PhD-ing in vis at UBC's InfoVis Lab

Hi, I'm Ryan.

I build patient-centric visualization tools that help people communicate their health data to the providers who need to understand it.

Basically, I study how visualization leverages our cognitive biases to translate messy, subjective experience into something two people can talk about.

🎓 Expecting to graduate August 2027 — and already thinking about what's next. Open to postdoc conversations.

Ryan Smith portrait
my one good headshot.

About me

the short version

I hold a Bachelor's in Psychology from Marist College and a Master's in Social and Cognitive Psychology from NYU, where I focused on decision making.

After my studies I worked as a research assistant in two psychology labs, the DUSC Lab and the Visual Thinking Lab, before applying to PhD programs.

I was initially interested in neuroaesthetics (the neuroscience of art), but pivoted to data visualization after encountering an art installation that used visualization to explain a complex topic. I started wondering if people actually study this kind of work (they do) and began working in the visualization field.

I'm now pursuing my PhD in Computer Science at UBC, working with Tamara Munzner in the InfoVis Lab.

Ryan Smith hiking in the Swiss Alps
You can tell I'm a grad student in the Pacific Northwest by the obligatory hiking photo.

Research interests

what I actually work on

  • How do you visualize the way people naturally think about their lives? Medical histories don't live in neat tables, they live in stories, feelings, and vague subjectivity.
  • How does representing data about ourselves help us learn and reflect? Seeing your own patterns back to you changes how you understand them.
  • How do we use visualizations of personal data to communicate with other people? A good chart isn't just a picture, it's the spark of a conversation.
Ryan in scrubs, on the phone
The scrubs aren't mine. I no longer have long hair. And have since replaced that phone. So most of this photo is a lie.

My timeline

me, at a glance

Current projects

things I'm building

HealthTale — visualizing your health story

When you describe your health history to a new doctor, it probably doesn't flow neatly. You jump to what feels most important, organize around concerns rather than dates, use language like "a few years back" or "right around when I started that job." Health histories are organized around meaning, not chronology.

HealthTale meets patients in that natural way of speaking. You describe your health history however feels right, and the system transforms it into a structured, timeline visualization you can bring into a clinical encounter. The goal is to help patients feel heard and help clinicians understand not just the facts, but how the patient frames their own experience.

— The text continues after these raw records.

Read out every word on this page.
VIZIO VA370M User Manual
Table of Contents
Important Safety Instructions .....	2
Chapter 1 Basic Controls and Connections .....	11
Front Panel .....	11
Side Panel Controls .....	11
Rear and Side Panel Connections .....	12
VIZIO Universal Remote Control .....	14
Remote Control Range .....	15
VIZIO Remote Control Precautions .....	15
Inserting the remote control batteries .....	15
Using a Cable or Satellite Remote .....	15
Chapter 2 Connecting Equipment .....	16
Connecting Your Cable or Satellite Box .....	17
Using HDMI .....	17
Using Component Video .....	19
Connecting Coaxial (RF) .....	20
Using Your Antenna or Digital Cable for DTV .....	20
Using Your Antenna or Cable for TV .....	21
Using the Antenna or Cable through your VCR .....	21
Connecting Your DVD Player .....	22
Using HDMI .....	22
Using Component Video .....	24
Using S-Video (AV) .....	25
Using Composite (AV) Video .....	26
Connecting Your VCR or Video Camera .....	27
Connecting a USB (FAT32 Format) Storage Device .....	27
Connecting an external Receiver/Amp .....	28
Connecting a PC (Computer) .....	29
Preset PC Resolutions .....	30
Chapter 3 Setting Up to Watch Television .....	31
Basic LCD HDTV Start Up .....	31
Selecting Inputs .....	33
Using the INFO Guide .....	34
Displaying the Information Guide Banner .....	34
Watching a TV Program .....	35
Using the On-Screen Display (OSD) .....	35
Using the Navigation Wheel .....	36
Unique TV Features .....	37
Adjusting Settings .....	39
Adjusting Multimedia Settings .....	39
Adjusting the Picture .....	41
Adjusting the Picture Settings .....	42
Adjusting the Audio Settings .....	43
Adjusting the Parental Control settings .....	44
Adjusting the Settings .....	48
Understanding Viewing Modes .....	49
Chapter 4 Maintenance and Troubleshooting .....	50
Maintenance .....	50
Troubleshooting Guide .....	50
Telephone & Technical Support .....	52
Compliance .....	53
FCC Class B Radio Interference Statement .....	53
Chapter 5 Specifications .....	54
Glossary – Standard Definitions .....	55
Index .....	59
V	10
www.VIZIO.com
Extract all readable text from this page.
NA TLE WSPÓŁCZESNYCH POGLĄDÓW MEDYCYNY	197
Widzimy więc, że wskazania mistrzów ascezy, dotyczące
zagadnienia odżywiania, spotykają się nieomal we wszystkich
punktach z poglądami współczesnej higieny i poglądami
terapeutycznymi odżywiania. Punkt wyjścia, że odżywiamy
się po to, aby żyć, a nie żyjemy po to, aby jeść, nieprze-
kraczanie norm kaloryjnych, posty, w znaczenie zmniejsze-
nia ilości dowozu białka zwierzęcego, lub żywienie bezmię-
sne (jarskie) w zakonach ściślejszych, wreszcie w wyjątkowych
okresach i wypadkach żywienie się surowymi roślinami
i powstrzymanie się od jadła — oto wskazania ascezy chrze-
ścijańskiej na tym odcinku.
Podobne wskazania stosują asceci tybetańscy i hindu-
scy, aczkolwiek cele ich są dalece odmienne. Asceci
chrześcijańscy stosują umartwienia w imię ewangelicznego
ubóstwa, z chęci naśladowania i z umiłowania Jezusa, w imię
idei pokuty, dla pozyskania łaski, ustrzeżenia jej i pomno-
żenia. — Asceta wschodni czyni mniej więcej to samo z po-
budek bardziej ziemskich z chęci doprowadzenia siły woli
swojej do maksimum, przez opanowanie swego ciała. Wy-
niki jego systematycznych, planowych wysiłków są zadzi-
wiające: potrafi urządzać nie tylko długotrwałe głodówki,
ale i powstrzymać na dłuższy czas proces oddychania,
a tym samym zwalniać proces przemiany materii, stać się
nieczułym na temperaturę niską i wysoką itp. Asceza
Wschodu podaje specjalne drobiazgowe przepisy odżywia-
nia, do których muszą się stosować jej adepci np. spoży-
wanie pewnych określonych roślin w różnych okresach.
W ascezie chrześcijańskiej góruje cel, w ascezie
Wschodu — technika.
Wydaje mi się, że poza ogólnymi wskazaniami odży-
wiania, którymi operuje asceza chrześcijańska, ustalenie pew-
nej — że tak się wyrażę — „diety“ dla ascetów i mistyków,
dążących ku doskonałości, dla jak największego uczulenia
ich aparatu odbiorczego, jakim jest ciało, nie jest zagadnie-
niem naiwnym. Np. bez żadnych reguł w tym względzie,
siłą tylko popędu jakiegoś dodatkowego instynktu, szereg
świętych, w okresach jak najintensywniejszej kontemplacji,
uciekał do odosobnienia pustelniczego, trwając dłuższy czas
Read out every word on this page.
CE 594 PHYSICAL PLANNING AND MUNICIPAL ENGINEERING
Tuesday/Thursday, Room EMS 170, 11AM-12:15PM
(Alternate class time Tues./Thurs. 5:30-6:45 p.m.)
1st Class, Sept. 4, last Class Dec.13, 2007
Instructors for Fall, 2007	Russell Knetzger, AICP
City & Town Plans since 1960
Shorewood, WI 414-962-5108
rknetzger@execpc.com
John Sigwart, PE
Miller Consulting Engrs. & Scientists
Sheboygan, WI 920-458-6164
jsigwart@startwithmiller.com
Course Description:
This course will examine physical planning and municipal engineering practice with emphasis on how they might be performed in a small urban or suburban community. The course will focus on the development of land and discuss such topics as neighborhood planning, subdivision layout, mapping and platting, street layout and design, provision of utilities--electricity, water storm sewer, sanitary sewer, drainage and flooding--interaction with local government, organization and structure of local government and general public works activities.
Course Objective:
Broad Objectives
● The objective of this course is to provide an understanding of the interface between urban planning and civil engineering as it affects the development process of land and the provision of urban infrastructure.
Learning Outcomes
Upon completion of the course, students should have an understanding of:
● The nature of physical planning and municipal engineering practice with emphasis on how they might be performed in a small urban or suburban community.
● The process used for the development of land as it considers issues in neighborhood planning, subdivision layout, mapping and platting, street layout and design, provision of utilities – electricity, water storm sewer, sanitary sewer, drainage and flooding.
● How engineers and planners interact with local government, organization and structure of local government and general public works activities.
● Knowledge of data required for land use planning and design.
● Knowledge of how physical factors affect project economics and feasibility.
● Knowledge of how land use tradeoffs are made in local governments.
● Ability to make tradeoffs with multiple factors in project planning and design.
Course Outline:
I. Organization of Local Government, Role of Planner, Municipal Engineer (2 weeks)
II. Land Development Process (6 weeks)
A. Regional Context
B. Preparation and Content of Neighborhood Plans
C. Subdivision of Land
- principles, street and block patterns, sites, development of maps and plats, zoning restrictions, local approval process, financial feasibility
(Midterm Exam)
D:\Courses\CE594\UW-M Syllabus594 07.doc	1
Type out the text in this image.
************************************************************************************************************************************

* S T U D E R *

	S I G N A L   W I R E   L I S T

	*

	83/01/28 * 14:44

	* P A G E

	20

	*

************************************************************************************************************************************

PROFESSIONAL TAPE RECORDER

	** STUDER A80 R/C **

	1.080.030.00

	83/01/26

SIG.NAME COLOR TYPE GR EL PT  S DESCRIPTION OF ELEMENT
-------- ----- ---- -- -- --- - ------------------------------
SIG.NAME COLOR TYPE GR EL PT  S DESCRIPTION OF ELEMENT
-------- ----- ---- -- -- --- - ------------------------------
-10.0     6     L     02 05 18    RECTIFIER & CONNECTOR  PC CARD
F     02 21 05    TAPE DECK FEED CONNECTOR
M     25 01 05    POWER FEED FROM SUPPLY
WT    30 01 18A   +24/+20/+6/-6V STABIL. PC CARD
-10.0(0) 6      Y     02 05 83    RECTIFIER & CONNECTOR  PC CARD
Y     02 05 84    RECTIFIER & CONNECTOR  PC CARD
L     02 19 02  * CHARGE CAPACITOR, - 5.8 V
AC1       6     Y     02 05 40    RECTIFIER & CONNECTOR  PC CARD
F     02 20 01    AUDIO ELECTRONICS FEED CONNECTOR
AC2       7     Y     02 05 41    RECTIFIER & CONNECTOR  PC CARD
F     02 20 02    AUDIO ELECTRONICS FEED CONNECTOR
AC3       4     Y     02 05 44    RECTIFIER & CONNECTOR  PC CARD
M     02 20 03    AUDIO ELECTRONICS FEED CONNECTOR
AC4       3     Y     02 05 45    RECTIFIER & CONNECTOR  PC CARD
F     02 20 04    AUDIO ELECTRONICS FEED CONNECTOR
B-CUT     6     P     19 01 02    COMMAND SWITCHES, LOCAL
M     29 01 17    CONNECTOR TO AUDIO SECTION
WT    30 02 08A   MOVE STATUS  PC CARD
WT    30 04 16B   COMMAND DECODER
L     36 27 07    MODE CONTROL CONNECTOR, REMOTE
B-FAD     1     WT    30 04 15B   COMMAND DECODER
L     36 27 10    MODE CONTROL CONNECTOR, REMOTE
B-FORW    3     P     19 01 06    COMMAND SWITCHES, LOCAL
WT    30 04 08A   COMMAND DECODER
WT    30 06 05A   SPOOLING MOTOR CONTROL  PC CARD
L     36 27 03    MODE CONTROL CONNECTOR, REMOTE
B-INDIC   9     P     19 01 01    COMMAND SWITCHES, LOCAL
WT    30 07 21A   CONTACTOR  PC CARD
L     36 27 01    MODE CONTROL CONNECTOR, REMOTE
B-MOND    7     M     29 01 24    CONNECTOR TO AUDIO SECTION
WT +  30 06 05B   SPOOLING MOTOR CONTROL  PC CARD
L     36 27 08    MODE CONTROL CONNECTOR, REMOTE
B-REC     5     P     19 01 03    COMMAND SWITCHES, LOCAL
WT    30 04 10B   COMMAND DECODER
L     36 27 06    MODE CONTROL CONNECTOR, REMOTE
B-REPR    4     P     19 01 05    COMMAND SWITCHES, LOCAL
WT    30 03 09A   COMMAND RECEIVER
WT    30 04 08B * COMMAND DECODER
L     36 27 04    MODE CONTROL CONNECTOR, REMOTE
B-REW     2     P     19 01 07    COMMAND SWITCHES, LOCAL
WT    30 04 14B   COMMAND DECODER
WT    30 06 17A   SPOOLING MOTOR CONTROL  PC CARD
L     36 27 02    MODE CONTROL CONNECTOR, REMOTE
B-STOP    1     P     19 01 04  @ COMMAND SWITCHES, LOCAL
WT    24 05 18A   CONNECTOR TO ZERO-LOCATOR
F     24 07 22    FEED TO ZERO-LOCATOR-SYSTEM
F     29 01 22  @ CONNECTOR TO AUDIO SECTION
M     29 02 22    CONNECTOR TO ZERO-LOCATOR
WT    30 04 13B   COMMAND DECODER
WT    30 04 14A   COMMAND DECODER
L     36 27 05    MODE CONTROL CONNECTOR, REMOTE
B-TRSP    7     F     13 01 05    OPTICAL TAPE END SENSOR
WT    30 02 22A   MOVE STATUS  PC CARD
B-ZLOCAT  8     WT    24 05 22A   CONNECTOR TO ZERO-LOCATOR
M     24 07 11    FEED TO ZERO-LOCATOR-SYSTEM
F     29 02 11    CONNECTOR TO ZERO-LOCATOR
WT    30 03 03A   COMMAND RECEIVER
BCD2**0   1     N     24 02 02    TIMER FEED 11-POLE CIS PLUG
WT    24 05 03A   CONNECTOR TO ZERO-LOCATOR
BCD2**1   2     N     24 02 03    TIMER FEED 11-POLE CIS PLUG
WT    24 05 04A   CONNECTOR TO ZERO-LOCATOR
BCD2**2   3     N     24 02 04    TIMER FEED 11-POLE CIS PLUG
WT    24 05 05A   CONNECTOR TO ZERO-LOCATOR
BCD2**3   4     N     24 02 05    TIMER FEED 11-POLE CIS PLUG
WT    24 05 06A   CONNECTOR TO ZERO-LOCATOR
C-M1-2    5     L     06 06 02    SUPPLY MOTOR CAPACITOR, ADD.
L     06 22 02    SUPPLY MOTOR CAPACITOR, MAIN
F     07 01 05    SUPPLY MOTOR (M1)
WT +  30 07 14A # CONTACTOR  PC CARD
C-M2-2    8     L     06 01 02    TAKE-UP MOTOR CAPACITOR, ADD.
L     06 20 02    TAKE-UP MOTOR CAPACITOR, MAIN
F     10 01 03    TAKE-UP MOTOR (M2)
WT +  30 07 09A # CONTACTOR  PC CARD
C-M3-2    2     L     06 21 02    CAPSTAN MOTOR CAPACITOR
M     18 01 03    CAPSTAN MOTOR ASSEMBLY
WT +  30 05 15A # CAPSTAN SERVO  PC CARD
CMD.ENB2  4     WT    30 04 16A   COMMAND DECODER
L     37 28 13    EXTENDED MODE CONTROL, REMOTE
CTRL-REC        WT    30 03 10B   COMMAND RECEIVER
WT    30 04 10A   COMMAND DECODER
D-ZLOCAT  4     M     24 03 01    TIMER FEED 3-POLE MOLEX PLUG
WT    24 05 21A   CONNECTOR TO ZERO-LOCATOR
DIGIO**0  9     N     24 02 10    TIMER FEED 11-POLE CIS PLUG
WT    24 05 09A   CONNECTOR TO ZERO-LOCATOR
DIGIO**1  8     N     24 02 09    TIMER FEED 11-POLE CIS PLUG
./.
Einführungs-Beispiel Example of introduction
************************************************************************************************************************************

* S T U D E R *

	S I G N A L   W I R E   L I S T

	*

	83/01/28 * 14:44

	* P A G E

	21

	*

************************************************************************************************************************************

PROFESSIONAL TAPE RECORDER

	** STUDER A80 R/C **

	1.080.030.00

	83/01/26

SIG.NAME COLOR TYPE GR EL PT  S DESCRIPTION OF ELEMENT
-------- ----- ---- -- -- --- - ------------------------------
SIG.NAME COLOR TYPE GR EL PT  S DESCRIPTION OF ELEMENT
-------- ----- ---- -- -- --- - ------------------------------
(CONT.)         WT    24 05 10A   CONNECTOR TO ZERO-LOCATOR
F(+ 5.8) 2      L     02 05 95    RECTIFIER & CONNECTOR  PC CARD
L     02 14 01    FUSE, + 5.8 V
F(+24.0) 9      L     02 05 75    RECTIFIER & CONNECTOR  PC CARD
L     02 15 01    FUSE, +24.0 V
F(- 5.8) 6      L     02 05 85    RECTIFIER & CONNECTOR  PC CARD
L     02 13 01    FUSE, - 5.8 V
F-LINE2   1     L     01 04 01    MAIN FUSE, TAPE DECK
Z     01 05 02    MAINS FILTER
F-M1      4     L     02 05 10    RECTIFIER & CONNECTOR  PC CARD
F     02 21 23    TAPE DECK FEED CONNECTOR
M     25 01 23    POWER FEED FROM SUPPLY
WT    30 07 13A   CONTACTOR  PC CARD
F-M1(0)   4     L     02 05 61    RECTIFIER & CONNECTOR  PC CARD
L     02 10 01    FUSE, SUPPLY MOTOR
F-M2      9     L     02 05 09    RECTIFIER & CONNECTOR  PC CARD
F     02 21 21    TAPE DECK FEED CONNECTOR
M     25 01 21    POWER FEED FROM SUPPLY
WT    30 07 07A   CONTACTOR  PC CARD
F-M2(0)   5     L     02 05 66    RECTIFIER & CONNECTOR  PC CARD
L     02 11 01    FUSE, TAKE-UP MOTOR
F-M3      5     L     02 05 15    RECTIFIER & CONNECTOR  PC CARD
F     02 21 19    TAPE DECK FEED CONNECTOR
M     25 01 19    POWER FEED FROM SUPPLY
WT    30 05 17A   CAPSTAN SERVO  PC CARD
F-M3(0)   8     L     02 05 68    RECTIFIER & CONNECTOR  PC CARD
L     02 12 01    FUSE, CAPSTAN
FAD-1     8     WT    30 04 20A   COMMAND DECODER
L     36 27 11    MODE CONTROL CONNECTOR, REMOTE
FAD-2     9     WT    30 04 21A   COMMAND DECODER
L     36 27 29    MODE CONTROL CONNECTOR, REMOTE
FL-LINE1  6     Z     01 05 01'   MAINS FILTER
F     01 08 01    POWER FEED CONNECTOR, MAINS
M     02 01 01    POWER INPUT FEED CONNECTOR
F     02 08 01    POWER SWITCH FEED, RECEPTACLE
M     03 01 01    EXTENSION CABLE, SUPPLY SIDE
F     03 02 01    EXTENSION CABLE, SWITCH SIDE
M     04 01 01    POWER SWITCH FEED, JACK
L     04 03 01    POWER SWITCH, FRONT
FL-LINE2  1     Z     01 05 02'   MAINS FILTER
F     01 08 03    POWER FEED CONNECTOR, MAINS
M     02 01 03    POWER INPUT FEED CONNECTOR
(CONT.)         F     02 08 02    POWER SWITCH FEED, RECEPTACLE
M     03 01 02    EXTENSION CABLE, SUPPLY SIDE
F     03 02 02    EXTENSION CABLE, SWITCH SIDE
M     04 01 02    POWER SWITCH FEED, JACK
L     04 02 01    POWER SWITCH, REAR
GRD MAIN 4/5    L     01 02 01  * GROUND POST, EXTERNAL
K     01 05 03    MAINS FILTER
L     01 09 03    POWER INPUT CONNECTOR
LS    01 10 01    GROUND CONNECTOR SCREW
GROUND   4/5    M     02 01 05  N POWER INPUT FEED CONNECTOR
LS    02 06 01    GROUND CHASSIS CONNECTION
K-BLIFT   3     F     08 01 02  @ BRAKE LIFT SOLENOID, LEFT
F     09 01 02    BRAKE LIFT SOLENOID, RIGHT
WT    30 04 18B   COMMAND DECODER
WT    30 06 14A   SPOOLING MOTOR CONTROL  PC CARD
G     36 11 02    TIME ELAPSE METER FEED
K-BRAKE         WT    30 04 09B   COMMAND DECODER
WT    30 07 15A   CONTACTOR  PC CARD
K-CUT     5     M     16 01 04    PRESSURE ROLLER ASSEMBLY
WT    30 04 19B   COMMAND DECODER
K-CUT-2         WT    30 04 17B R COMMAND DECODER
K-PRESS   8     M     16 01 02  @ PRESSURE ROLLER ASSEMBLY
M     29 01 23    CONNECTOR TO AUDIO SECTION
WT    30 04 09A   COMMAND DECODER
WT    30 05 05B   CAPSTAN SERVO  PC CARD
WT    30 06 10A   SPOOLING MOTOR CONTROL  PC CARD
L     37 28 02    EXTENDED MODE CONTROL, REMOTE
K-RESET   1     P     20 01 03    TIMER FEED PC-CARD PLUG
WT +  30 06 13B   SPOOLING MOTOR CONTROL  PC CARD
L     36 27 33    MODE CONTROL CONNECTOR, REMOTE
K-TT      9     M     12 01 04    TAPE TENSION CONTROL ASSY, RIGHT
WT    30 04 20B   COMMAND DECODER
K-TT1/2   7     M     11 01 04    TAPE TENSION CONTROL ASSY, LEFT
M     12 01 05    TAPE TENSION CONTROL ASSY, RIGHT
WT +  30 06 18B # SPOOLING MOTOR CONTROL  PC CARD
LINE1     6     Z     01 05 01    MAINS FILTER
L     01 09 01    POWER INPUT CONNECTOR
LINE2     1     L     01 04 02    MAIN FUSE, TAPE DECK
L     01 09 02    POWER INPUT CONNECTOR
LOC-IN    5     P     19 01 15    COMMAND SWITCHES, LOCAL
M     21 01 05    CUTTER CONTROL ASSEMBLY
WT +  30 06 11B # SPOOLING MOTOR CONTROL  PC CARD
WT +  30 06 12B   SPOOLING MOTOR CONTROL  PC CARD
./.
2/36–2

SymptomTale — tracking what's hard to track

Most symptom tracking tools ask you to rate your pain from 1 to 10. But what if you don't know what to call what you're feeling? What if it shifts, or it's not one symptom but a cluster of things that seem connected but you're not sure how?

SymptomTale lets you describe your symptoms in plain language, spoken or written, whenever it makes sense to you. The system builds a longitudinal visualization that's comfortable with uncertainty: timing can be approximate, severity can be qualitative, and the picture can evolve as your understanding does. The goal is something you'd actually want to use, even when what you're tracking is hard to name.

Publications

for the bean counters

Primary (first author)

  1. No primary publications listed yet.

Secondary

  1. No secondary publications listed yet.

Awards & honors

the stuff my mom brags about

  • 2025

    UBC Faculty of Science Excellence in Service Award — an annual award given to two students in UBC's Faculty of Science for service and positive impact toward the Faculty's goals.

  • 2025

    MITACS Accelerate Grant IT44143 — two years, $90k, with Thrive Health.

  • 2024

    MITACS Accelerate Grant IT38408 — one year, $45k, with Thrive Health.

Ryan receiving the UBC Faculty of Science Excellence in Service Award
Yes, my mom was very proud of me! She always is!!

Teaching

how I show up in the classroom

Being a student is stressful, and memorization has limited long-term value. What matters more is whether students leave curious and motivated to keep learning, so I support teaching around flexible engagement, small-group activities, and a pass / fail / exceed evaluation structure that lowers pressure while rewarding depth.

See the full teaching philosophy statement →

Ryan teaching
As you can see, I accept any free photography the department offers.

Service & leadership

showing up for the grad community

Service and leadership work I've taken on during grad school, most of it aimed at improving mental-health access for grad students and breaking down silos between departments. Roles have ranged from President of the CS Graduate Student Association to TA Union Steward to GSS representative for the department.

See the full list in my CV →

Ryan with the GSA team
One team, one dream.

Hobbies

what I do when I'm not PhD-ing

My hobbies range from basketball, to soccer, to hiking. I also read a lot, you can see what I'm working through and what I've thought of everything on my StoryGraph. And I play a lot of Magic: The Gathering. My pet deck, the one I keep coming back to, is my grixis ninja deck.

Ryan playing basketball
About to give the reviewer 2 treatment.